The report showed that 65% percent of Gaza’s population cannot obtain clean drinking water, while the number of children receiving treatment for malnutrition has risen to three thousand and six hundred children, after it did not exceed two thousand children last month.

This severe deterioration in the humanitarian situation comes amid the continued complete closure of the sector since March 2nd, which has halted the entry of food and humanitarian aid, as mothers and children suffer daily from severe shortages of basic supplies.

The report also confirmed that displaced families in the temporary displacement camps in Khan Yunis face severe shortages of food and water, leading to the spread of diseases among children.
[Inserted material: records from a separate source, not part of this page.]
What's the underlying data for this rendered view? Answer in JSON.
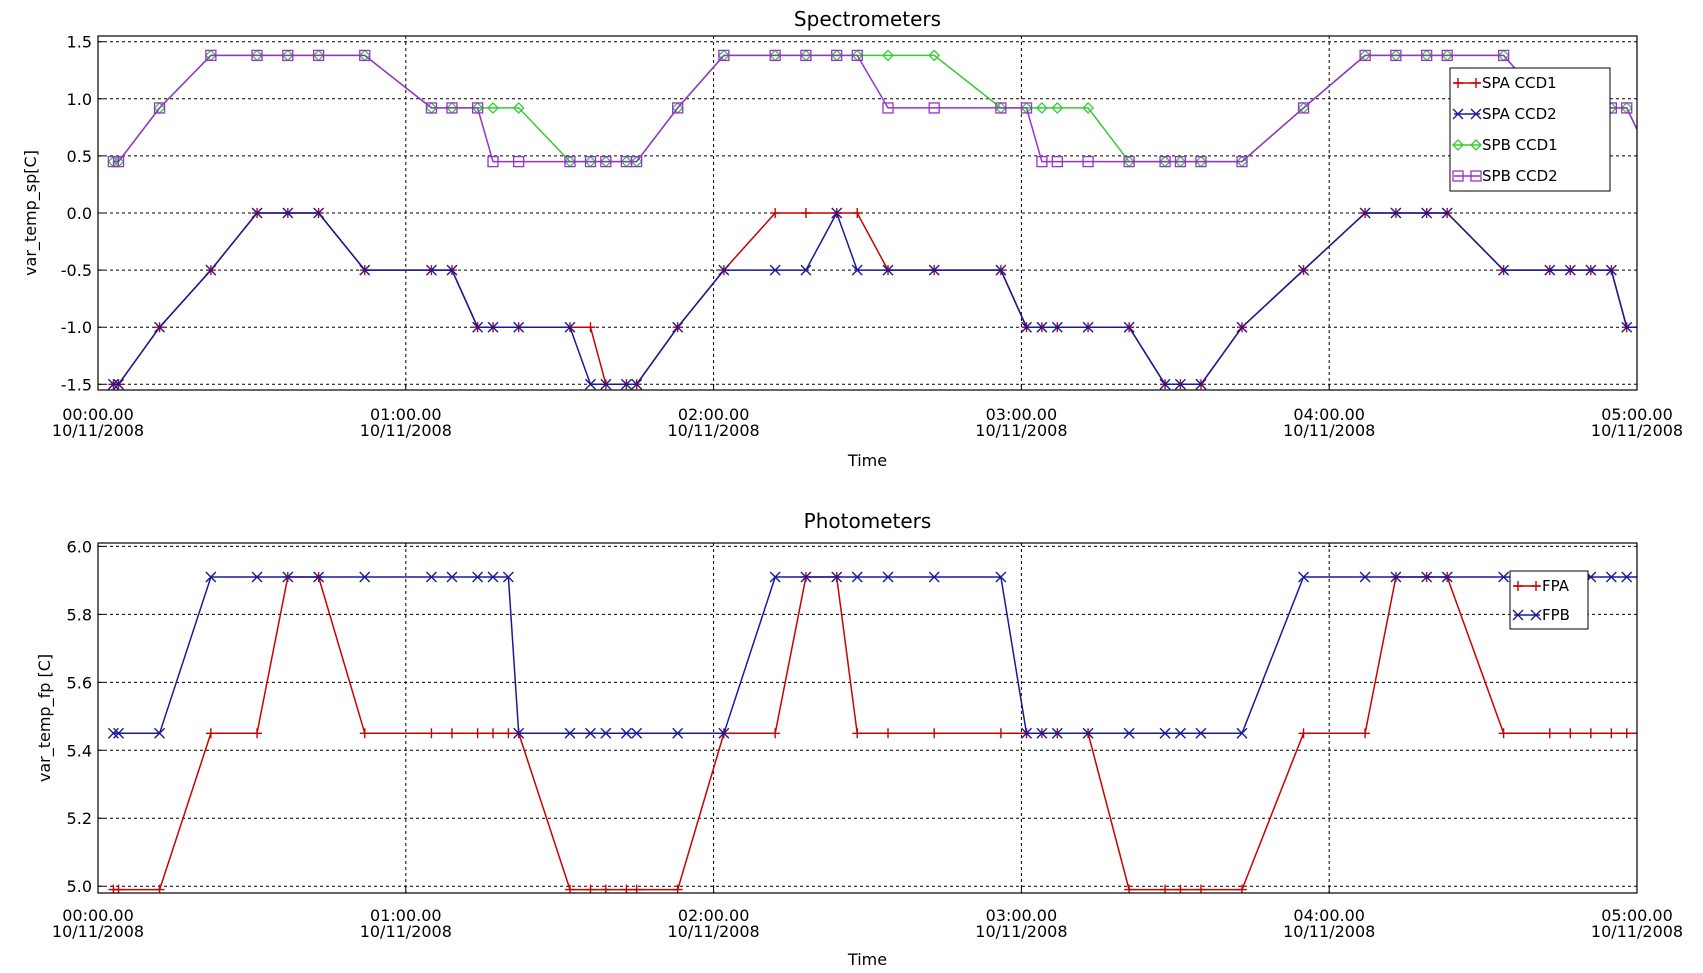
{
  "chart_data": [
    {
      "type": "line",
      "title": "Spectrometers",
      "xlabel": "Time",
      "ylabel": "var_temp_sp[C]",
      "xlim": [
        0,
        300
      ],
      "ylim": [
        -1.55,
        1.55
      ],
      "xticks": [
        {
          "value": 0,
          "line1": "00:00.00",
          "line2": "10/11/2008"
        },
        {
          "value": 60,
          "line1": "01:00.00",
          "line2": "10/11/2008"
        },
        {
          "value": 120,
          "line1": "02:00.00",
          "line2": "10/11/2008"
        },
        {
          "value": 180,
          "line1": "03:00.00",
          "line2": "10/11/2008"
        },
        {
          "value": 240,
          "line1": "04:00.00",
          "line2": "10/11/2008"
        },
        {
          "value": 300,
          "line1": "05:00.00",
          "line2": "10/11/2008"
        }
      ],
      "yticks": [
        {
          "value": 1.5,
          "label": "1.5"
        },
        {
          "value": 1.0,
          "label": "1.0"
        },
        {
          "value": 0.5,
          "label": "0.5"
        },
        {
          "value": 0.0,
          "label": "0.0"
        },
        {
          "value": -0.5,
          "label": "-0.5"
        },
        {
          "value": -1.0,
          "label": "-1.0"
        },
        {
          "value": -1.5,
          "label": "-1.5"
        }
      ],
      "grid": true,
      "legend_position": "top-right",
      "series": [
        {
          "name": "SPA CCD1",
          "color": "#cc0000",
          "marker": "plus",
          "x": [
            3,
            4,
            12,
            22,
            31,
            37,
            43,
            52,
            65,
            69,
            74,
            77,
            82,
            92,
            96,
            99,
            103,
            105,
            113,
            122,
            132,
            138,
            144,
            148,
            154,
            163,
            176,
            181,
            184,
            187,
            193,
            201,
            208,
            211,
            215,
            223,
            235,
            247,
            253,
            259,
            263,
            274,
            283,
            287,
            291,
            295,
            298,
            303,
            313,
            316
          ],
          "y": [
            -1.5,
            -1.5,
            -1.0,
            -0.5,
            0.0,
            0.0,
            0.0,
            -0.5,
            -0.5,
            -0.5,
            -1.0,
            -1.0,
            -1.0,
            -1.0,
            -1.0,
            -1.5,
            -1.5,
            -1.5,
            -1.0,
            -0.5,
            0.0,
            0.0,
            0.0,
            0.0,
            -0.5,
            -0.5,
            -0.5,
            -1.0,
            -1.0,
            -1.0,
            -1.0,
            -1.0,
            -1.5,
            -1.5,
            -1.5,
            -1.0,
            -0.5,
            0.0,
            0.0,
            0.0,
            0.0,
            -0.5,
            -0.5,
            -0.5,
            -0.5,
            -0.5,
            -1.0,
            -1.0,
            -1.0,
            -1.0
          ]
        },
        {
          "name": "SPA CCD2",
          "color": "#1a1a99",
          "marker": "x",
          "x": [
            3,
            4,
            12,
            22,
            31,
            37,
            43,
            52,
            65,
            69,
            74,
            77,
            82,
            92,
            96,
            99,
            103,
            105,
            113,
            122,
            132,
            138,
            144,
            148,
            154,
            163,
            176,
            181,
            184,
            187,
            193,
            201,
            208,
            211,
            215,
            223,
            235,
            247,
            253,
            259,
            263,
            274,
            283,
            287,
            291,
            295,
            298,
            303,
            313,
            316
          ],
          "y": [
            -1.5,
            -1.5,
            -1.0,
            -0.5,
            0.0,
            0.0,
            0.0,
            -0.5,
            -0.5,
            -0.5,
            -1.0,
            -1.0,
            -1.0,
            -1.0,
            -1.5,
            -1.5,
            -1.5,
            -1.5,
            -1.0,
            -0.5,
            -0.5,
            -0.5,
            0.0,
            -0.5,
            -0.5,
            -0.5,
            -0.5,
            -1.0,
            -1.0,
            -1.0,
            -1.0,
            -1.0,
            -1.5,
            -1.5,
            -1.5,
            -1.0,
            -0.5,
            0.0,
            0.0,
            0.0,
            0.0,
            -0.5,
            -0.5,
            -0.5,
            -0.5,
            -0.5,
            -1.0,
            -1.0,
            -1.0,
            -1.0
          ]
        },
        {
          "name": "SPB CCD1",
          "color": "#33cc33",
          "marker": "diamond",
          "x": [
            3,
            4,
            12,
            22,
            31,
            37,
            43,
            52,
            65,
            69,
            74,
            77,
            82,
            92,
            96,
            99,
            103,
            105,
            113,
            122,
            132,
            138,
            144,
            148,
            154,
            163,
            176,
            181,
            184,
            187,
            193,
            201,
            208,
            211,
            215,
            223,
            235,
            247,
            253,
            259,
            263,
            274,
            283,
            287,
            291,
            295,
            298,
            303,
            313,
            316
          ],
          "y": [
            0.45,
            0.45,
            0.92,
            1.38,
            1.38,
            1.38,
            1.38,
            1.38,
            0.92,
            0.92,
            0.92,
            0.92,
            0.92,
            0.45,
            0.45,
            0.45,
            0.45,
            0.45,
            0.92,
            1.38,
            1.38,
            1.38,
            1.38,
            1.38,
            1.38,
            1.38,
            0.92,
            0.92,
            0.92,
            0.92,
            0.92,
            0.45,
            0.45,
            0.45,
            0.45,
            0.45,
            0.92,
            1.38,
            1.38,
            1.38,
            1.38,
            1.38,
            0.92,
            0.92,
            0.92,
            0.92,
            0.92,
            0.45,
            0.45,
            0.45
          ]
        },
        {
          "name": "SPB CCD2",
          "color": "#9933cc",
          "marker": "square",
          "x": [
            3,
            4,
            12,
            22,
            31,
            37,
            43,
            52,
            65,
            69,
            74,
            77,
            82,
            92,
            96,
            99,
            103,
            105,
            113,
            122,
            132,
            138,
            144,
            148,
            154,
            163,
            176,
            181,
            184,
            187,
            193,
            201,
            208,
            211,
            215,
            223,
            235,
            247,
            253,
            259,
            263,
            274,
            283,
            287,
            291,
            295,
            298,
            303,
            313,
            316
          ],
          "y": [
            0.45,
            0.45,
            0.92,
            1.38,
            1.38,
            1.38,
            1.38,
            1.38,
            0.92,
            0.92,
            0.92,
            0.45,
            0.45,
            0.45,
            0.45,
            0.45,
            0.45,
            0.45,
            0.92,
            1.38,
            1.38,
            1.38,
            1.38,
            1.38,
            0.92,
            0.92,
            0.92,
            0.92,
            0.45,
            0.45,
            0.45,
            0.45,
            0.45,
            0.45,
            0.45,
            0.45,
            0.92,
            1.38,
            1.38,
            1.38,
            1.38,
            1.38,
            0.92,
            0.92,
            0.92,
            0.92,
            0.92,
            0.45,
            0.45,
            0.45
          ]
        }
      ]
    },
    {
      "type": "line",
      "title": "Photometers",
      "xlabel": "Time",
      "ylabel": "var_temp_fp [C]",
      "xlim": [
        0,
        300
      ],
      "ylim": [
        4.98,
        6.01
      ],
      "xticks": [
        {
          "value": 0,
          "line1": "00:00.00",
          "line2": "10/11/2008"
        },
        {
          "value": 60,
          "line1": "01:00.00",
          "line2": "10/11/2008"
        },
        {
          "value": 120,
          "line1": "02:00.00",
          "line2": "10/11/2008"
        },
        {
          "value": 180,
          "line1": "03:00.00",
          "line2": "10/11/2008"
        },
        {
          "value": 240,
          "line1": "04:00.00",
          "line2": "10/11/2008"
        },
        {
          "value": 300,
          "line1": "05:00.00",
          "line2": "10/11/2008"
        }
      ],
      "yticks": [
        {
          "value": 6.0,
          "label": "6.0"
        },
        {
          "value": 5.8,
          "label": "5.8"
        },
        {
          "value": 5.6,
          "label": "5.6"
        },
        {
          "value": 5.4,
          "label": "5.4"
        },
        {
          "value": 5.2,
          "label": "5.2"
        },
        {
          "value": 5.0,
          "label": "5.0"
        }
      ],
      "grid": true,
      "legend_position": "top-right",
      "series": [
        {
          "name": "FPA",
          "color": "#cc0000",
          "marker": "plus",
          "x": [
            3,
            4,
            12,
            22,
            31,
            37,
            43,
            52,
            65,
            69,
            74,
            77,
            80,
            82,
            92,
            96,
            99,
            103,
            105,
            113,
            122,
            132,
            138,
            144,
            148,
            154,
            163,
            176,
            181,
            184,
            187,
            193,
            201,
            208,
            211,
            215,
            223,
            235,
            247,
            253,
            259,
            263,
            274,
            283,
            287,
            291,
            295,
            298,
            303,
            313,
            316
          ],
          "y": [
            4.99,
            4.99,
            4.99,
            5.45,
            5.45,
            5.91,
            5.91,
            5.45,
            5.45,
            5.45,
            5.45,
            5.45,
            5.45,
            5.45,
            4.99,
            4.99,
            4.99,
            4.99,
            4.99,
            4.99,
            5.45,
            5.45,
            5.91,
            5.91,
            5.45,
            5.45,
            5.45,
            5.45,
            5.45,
            5.45,
            5.45,
            5.45,
            4.99,
            4.99,
            4.99,
            4.99,
            4.99,
            5.45,
            5.45,
            5.91,
            5.91,
            5.91,
            5.45,
            5.45,
            5.45,
            5.45,
            5.45,
            5.45,
            5.45,
            5.45,
            5.45
          ]
        },
        {
          "name": "FPB",
          "color": "#1a1a99",
          "marker": "x",
          "x": [
            3,
            4,
            12,
            22,
            31,
            37,
            43,
            52,
            65,
            69,
            74,
            77,
            80,
            82,
            92,
            96,
            99,
            103,
            105,
            113,
            122,
            132,
            138,
            144,
            148,
            154,
            163,
            176,
            181,
            184,
            187,
            193,
            201,
            208,
            211,
            215,
            223,
            235,
            247,
            253,
            259,
            263,
            274,
            283,
            287,
            291,
            295,
            298,
            303,
            313,
            316
          ],
          "y": [
            5.45,
            5.45,
            5.45,
            5.91,
            5.91,
            5.91,
            5.91,
            5.91,
            5.91,
            5.91,
            5.91,
            5.91,
            5.91,
            5.45,
            5.45,
            5.45,
            5.45,
            5.45,
            5.45,
            5.45,
            5.45,
            5.91,
            5.91,
            5.91,
            5.91,
            5.91,
            5.91,
            5.91,
            5.45,
            5.45,
            5.45,
            5.45,
            5.45,
            5.45,
            5.45,
            5.45,
            5.45,
            5.91,
            5.91,
            5.91,
            5.91,
            5.91,
            5.91,
            5.91,
            5.91,
            5.91,
            5.91,
            5.91,
            5.91,
            5.45,
            5.45
          ]
        }
      ]
    }
  ]
}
The OCHA spokesperson in Gaza, Olga Cherevko, said that the current efforts to address malnutrition are insufficient unless the root causes of the crisis are addressed, calling for the reopening of crossings and improving the living conditions of the population.

Cherevko added that the continued closure for the seventh consecutive week is exacerbating the malnutrition crisis and pushing towards the collapse of life-saving health services, stressing that the situation has become urgent and requires urgent action to avoid a greater humanitarian catastrophe.

It is noteworthy that Gaza has been under an Israeli siege for the eighteenth year, with about one and a half million of its population of about two million and four hundred thousand living homeless as a result of the destruction caused by the war, which has entered a stage of genocide since October 7, 2023, with absolute American support, resulting in more than one hundred and sixty-seven thousand martyrs and wounded, mostly children and women, in addition to more than fourteen thousand missing.